Hujan sore ini membuatku mengingat kembali masa hidupku. Semasa hidupku, aku adalah seorang gadis muda yang ceria. Aku memiliki banyak teman, aku juga memiliki keluarga yang menyayangiku sepenuh hati. Ayah, Ibu, dan kaka lelakiku, mereka selalu ada untukku. Aku merasa bahagia dengan kehidupanku dulu. Namun semuanya berubah ketika aku menjalin kasih dengan seorang lelaki. Dia adalah kaka kelasku, Dion. Menurutku Dion adalah anak yang baik. Ia juga terlihat sangat bertanggung jawab.
    Namun hubunganku dengan Dion tak direstui oleh keluargaku. Terutama oleh kakakku.

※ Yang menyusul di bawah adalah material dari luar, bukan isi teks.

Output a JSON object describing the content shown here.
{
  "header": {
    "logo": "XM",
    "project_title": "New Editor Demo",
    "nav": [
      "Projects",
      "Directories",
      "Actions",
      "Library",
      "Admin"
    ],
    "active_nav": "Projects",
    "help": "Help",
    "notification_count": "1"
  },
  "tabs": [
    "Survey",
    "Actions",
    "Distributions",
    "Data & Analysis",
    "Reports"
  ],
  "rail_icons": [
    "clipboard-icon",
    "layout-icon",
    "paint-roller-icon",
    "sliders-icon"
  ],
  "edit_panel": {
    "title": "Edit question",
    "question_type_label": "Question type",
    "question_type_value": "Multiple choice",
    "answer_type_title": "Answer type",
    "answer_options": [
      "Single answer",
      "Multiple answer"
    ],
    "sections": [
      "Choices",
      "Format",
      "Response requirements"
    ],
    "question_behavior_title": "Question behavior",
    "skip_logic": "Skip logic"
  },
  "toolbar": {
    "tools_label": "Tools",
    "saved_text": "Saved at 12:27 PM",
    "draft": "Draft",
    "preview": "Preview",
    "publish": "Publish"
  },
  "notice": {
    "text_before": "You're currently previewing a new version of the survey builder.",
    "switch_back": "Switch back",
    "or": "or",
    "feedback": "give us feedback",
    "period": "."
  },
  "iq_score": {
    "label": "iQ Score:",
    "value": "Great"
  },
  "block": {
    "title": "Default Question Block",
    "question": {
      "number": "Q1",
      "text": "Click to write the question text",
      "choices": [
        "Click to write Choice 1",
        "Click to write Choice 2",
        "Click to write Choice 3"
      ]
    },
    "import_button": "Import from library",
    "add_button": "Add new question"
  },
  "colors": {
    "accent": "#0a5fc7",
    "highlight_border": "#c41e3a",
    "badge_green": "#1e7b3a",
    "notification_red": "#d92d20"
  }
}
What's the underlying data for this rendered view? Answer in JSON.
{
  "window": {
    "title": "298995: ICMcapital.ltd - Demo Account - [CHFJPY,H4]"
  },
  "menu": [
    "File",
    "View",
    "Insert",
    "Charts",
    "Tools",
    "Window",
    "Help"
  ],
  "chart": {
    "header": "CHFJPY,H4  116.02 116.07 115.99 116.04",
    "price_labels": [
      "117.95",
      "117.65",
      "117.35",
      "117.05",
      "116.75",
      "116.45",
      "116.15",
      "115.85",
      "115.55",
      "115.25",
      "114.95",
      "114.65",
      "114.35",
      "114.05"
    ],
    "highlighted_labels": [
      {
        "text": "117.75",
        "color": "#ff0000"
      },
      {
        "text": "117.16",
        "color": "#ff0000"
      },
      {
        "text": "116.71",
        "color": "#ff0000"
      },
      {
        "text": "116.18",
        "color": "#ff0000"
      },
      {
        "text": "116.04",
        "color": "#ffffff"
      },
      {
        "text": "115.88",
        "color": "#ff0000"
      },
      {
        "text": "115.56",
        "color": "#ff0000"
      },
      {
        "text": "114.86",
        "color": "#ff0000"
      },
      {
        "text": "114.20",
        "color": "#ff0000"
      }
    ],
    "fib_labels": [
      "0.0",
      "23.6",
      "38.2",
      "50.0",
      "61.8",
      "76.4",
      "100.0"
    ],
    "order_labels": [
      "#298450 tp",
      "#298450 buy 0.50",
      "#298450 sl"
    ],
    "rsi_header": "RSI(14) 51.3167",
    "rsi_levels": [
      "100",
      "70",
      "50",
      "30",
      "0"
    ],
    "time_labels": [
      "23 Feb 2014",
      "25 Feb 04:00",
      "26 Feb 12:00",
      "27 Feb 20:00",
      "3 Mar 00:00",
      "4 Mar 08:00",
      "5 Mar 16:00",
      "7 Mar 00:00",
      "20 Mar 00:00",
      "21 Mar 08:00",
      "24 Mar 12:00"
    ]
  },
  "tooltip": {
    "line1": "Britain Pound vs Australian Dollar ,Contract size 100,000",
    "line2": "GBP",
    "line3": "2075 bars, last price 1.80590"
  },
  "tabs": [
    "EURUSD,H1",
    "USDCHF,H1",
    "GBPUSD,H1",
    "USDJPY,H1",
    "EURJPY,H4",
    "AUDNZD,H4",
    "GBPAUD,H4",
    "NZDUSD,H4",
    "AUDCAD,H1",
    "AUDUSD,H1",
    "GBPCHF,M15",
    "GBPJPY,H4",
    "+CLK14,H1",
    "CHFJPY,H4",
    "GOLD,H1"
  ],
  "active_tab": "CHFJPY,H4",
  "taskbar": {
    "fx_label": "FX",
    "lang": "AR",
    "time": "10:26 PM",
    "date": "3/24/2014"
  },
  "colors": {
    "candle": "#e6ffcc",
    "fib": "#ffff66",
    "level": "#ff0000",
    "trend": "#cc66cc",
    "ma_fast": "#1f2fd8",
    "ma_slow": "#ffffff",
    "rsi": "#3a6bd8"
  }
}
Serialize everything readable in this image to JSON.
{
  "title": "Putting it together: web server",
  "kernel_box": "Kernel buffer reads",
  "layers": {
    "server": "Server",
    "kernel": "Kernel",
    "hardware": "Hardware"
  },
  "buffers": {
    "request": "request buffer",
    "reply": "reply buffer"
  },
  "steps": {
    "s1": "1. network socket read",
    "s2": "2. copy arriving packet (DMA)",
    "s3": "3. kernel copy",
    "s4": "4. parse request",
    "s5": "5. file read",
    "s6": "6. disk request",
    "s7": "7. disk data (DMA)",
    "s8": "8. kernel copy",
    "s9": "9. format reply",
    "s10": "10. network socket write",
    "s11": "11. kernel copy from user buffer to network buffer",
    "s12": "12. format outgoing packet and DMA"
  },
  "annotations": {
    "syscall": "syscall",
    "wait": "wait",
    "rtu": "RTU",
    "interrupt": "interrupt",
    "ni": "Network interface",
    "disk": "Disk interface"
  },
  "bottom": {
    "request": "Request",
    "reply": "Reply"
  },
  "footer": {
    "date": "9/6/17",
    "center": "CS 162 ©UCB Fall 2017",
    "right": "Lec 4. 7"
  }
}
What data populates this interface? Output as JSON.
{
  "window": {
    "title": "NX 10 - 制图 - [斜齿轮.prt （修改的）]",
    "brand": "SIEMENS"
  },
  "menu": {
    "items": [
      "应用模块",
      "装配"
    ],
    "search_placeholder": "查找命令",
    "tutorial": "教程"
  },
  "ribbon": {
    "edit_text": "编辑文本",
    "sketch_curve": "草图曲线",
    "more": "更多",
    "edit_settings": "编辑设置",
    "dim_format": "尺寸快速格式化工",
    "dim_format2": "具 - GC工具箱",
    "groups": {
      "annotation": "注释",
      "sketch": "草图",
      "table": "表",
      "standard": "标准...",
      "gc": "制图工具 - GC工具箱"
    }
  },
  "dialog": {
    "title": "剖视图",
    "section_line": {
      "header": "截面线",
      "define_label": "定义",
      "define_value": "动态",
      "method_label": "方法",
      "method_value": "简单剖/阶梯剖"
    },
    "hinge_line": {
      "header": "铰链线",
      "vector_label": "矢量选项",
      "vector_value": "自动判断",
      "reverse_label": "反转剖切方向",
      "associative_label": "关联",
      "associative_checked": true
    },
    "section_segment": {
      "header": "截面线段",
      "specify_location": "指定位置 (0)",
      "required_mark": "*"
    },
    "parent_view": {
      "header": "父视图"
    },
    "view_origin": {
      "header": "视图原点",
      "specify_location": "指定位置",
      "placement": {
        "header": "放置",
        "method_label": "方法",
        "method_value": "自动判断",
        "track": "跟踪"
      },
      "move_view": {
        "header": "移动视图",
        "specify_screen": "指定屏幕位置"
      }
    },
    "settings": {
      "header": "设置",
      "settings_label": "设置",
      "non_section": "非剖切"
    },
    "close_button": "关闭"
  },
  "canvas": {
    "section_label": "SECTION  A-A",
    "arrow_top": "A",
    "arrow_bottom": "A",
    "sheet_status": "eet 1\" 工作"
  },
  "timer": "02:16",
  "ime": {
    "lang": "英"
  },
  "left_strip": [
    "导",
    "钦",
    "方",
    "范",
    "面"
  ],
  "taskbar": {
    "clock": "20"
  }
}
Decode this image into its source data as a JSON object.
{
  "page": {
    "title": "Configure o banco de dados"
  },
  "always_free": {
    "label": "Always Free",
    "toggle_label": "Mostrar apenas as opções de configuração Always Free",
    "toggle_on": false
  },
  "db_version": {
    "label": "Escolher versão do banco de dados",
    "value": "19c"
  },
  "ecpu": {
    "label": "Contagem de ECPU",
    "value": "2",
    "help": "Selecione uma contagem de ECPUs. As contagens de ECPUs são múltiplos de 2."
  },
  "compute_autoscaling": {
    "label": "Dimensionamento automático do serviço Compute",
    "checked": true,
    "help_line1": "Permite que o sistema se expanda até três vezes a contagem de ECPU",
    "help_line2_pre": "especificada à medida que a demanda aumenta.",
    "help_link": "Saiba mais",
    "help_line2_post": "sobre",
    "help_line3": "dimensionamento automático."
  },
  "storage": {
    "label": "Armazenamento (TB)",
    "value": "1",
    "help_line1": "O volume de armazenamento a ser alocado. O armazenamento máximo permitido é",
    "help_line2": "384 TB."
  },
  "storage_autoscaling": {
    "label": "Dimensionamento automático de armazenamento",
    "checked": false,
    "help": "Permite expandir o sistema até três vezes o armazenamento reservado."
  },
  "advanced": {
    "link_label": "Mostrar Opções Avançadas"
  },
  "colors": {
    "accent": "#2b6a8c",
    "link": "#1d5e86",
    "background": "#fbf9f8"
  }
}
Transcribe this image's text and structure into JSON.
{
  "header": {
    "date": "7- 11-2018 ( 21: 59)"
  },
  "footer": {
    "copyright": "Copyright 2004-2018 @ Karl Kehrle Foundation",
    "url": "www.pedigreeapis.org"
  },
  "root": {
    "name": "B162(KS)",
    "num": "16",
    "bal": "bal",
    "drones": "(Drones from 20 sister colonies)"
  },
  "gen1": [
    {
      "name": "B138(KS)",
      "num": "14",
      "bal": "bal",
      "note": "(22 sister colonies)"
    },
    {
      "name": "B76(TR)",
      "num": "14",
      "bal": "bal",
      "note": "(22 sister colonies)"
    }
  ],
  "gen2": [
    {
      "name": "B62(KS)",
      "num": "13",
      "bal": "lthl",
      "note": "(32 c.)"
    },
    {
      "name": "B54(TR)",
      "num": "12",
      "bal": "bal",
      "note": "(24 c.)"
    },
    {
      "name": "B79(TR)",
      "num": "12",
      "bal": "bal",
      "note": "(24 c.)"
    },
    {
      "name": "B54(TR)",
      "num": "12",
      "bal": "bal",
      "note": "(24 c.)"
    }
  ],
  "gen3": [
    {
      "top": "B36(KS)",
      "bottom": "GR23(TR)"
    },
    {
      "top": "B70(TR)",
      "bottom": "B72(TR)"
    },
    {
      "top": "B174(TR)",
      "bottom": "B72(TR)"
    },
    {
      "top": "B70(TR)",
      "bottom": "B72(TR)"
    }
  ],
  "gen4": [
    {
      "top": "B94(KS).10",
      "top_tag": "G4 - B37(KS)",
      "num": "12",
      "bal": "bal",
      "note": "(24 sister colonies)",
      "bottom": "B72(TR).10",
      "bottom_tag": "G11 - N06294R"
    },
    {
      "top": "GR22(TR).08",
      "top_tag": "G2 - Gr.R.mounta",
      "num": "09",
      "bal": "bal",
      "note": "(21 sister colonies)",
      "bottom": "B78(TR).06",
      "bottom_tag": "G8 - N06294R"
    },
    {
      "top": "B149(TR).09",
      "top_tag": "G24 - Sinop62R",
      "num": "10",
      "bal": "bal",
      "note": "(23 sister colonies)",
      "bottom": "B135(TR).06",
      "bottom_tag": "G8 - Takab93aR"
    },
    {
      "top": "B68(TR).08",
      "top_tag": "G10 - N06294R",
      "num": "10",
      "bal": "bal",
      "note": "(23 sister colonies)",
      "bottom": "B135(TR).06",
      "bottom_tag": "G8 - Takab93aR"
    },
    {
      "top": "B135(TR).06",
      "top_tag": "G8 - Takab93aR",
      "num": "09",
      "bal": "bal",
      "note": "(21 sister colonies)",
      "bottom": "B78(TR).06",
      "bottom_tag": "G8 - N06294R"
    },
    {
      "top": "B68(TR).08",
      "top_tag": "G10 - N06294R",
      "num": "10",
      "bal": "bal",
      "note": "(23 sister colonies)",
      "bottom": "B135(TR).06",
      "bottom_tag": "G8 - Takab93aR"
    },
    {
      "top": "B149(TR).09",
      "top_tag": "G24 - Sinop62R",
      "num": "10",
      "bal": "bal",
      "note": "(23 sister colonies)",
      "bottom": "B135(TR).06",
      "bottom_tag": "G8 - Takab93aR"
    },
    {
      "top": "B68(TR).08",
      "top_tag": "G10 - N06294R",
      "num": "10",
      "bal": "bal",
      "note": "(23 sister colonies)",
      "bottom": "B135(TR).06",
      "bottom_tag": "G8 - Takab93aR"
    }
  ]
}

Entah apa yang menjadi alasan mereka tak menyukai Dion. Kakakku hanya berkata bahwa Dion tak baik dan tak pantas untukku.  Sudah beberapa kali ku yakinkan mereka bahwa Dion adalah anak yang baik, namun tetap saja mereka tak mau mendengarku. Masalah ini terus berlanjut sehingga menjadi pertentangan yang besar dalam keluargaku. Karena hal ini juga aku berubah seratus delapan puluh derajat. Aku jarang pulang ke rumah, sekolahku terbengkalai, dan masih banyak lagi perubahan yang terjadi dalam hidupku.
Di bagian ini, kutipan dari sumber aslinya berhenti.